Eğer bana geçireceğim ameliyatın süreci, riskleri, olası sonuçları konusunda her tür bilgi açıkça aktarılsaydı ve eşim tarafından bu bilgiler kısmen karartılmamış olsaydı, o günlerdeki huzurumu aynı biçimde korumam mümkün olabilir miydi? Zannediyorum ki hayır. Zihnimi karıştıracak bu bilgi, kalbimdeki güven duygusunu büyük ihtimalle zedeleyecek ve varlığımı huzurla hekimlere teslim etmeme engel olacaktı. Öte yandan ameliyat başarısızlıkla sonuçlansaydı, ölümümle elimden alınan ve benimle birlikte sonsuza gömülen son paylaşım hakkımın kefareti kim tarafından, nasıl ödenecekti? Hala yaşamını sürdüren biri olarak baktığımda, o zor günlerde bu tür bir bilginin benim bulanık zihnime emanet edilmemiş olmasını kuşkusuz büyük bir şans olarak görüyorum. Bu ağır yükü, bu emaneti benim yerime sessizce taşıyabilen bir eşim ve arkadaşım olduğu için çok şanslıyım. Ancak yine de, diğer sorum hala geçerliliğini ve haklılığını koruyor olmalı.

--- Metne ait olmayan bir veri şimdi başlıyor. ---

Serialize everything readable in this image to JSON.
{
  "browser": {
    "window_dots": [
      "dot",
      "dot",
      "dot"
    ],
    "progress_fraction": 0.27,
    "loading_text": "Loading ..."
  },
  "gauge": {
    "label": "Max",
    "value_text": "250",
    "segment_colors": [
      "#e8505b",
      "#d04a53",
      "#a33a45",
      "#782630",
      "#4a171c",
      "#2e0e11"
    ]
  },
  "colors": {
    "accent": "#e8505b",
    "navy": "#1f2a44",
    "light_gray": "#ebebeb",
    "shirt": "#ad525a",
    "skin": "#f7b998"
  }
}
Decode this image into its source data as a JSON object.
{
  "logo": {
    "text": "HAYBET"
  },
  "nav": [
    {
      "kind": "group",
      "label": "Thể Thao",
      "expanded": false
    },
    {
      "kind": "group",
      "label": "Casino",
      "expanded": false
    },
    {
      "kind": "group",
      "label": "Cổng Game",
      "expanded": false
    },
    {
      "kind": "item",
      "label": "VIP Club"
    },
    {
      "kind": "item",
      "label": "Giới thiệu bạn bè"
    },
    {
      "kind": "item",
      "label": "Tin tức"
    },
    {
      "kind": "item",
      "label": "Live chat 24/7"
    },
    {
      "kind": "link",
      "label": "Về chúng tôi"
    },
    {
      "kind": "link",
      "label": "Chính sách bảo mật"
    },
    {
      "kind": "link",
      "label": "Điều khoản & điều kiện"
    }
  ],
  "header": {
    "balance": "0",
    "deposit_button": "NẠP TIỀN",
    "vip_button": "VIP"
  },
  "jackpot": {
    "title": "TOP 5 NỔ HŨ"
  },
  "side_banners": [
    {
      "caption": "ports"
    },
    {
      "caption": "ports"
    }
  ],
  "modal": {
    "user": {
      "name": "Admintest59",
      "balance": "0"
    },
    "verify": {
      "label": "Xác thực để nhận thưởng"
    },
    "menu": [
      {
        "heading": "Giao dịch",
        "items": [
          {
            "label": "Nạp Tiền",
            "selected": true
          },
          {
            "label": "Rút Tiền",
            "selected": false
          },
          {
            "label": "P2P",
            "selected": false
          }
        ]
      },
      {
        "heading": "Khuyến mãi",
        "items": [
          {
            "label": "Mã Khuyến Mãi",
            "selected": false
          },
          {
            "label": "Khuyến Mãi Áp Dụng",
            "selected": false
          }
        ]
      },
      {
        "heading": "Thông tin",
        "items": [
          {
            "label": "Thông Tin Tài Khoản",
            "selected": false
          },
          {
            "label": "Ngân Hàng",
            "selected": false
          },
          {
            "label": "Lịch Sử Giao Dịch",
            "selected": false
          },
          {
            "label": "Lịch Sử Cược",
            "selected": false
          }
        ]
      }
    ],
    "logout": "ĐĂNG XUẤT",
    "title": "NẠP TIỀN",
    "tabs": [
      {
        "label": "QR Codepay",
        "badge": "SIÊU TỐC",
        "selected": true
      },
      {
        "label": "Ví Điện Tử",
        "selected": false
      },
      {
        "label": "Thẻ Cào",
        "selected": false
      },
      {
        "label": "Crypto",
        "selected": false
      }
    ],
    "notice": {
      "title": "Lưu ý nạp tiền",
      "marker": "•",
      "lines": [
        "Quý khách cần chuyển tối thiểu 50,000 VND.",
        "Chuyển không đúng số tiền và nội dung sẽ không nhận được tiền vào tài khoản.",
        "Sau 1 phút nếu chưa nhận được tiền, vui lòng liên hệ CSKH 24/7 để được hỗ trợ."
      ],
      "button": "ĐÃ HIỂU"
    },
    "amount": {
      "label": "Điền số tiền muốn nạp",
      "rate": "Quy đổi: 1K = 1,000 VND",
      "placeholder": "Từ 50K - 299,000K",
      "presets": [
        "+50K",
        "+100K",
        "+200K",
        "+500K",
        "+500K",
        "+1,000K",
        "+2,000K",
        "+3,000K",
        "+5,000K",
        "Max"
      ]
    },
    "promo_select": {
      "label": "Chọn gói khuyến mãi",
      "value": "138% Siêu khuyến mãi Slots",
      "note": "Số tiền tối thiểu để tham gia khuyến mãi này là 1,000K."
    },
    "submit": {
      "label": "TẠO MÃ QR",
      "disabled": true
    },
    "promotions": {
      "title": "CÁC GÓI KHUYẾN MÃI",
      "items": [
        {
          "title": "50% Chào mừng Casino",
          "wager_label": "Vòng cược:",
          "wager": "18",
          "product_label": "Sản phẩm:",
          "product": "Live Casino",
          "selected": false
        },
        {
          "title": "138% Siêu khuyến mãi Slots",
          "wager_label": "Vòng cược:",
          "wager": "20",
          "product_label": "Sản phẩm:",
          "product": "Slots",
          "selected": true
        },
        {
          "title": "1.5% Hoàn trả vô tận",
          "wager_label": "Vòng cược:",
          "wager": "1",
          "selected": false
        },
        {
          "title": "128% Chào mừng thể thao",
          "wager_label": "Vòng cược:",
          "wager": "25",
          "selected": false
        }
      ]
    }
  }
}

Yaşam ve ölümün bıçak sırtı döngülerinde bazen kanıt gerekmeyen inançlarımız, bazen de kanıt yetmeyen şüphelerimizle hızlı kararlar alıyoruz. Dahası bu mekanizma sadece zihinsel olmakla kalmayıp, bedenlerimizde hücresel düzeyde iş görüyor. Bu derinlikten beslenen tutumların yaşamın akışı üzerindeki etkisini ölçümlerle kanıtlayamıyoruz ancak bu etkinin varlığını doğrulayan sezgi ve gözlemlere sahibiz. Benim hücrelerim ve zihnim tanrıyla yaptığım anlaşmaya, yaşama tutkuma, iç sesime, haberci yusufçuğa ve teslim olduğum ellere inanmayı seçmeme neden oldu. Tüm bunlar, başıma geleceklerin olası sonuçlarını olumlamamam yönünde etki yarattılar. Kuşkusuz farklı kabuller altında tersi de geçerli olabilirdi, bilmiyorum.

Ameliyattan önceki son gece, bize (bedenime ve bana) özenli ve saygılı davranılacağına, tüm bu olanların yeniden şifa bulmamızla ilgili olduğuna dair olumlamaları tekrarlayarak yatağa girdim ve geceyi oldukça sakin geçirdim. Tek üzüntüm, kaybedeceğim organlarımı yeterince kollamamış olmamdan kaynaklanıyordu. Bunun özrü yoktu ama belki telafisi zamanla mümkündü.

Sabah mavi önlüklerim giydirildi, kafama bonem takıldı, dosyam göğsümün üzerine konuldu ve sedye ile ameliyathaneye götürüldüm. O sabahtan bir tek rengarenk, dantelli fistolu bir ameliyat beresi ve bana sevgiyle gülümseyen doktorumun gözleri kaldı aklımda.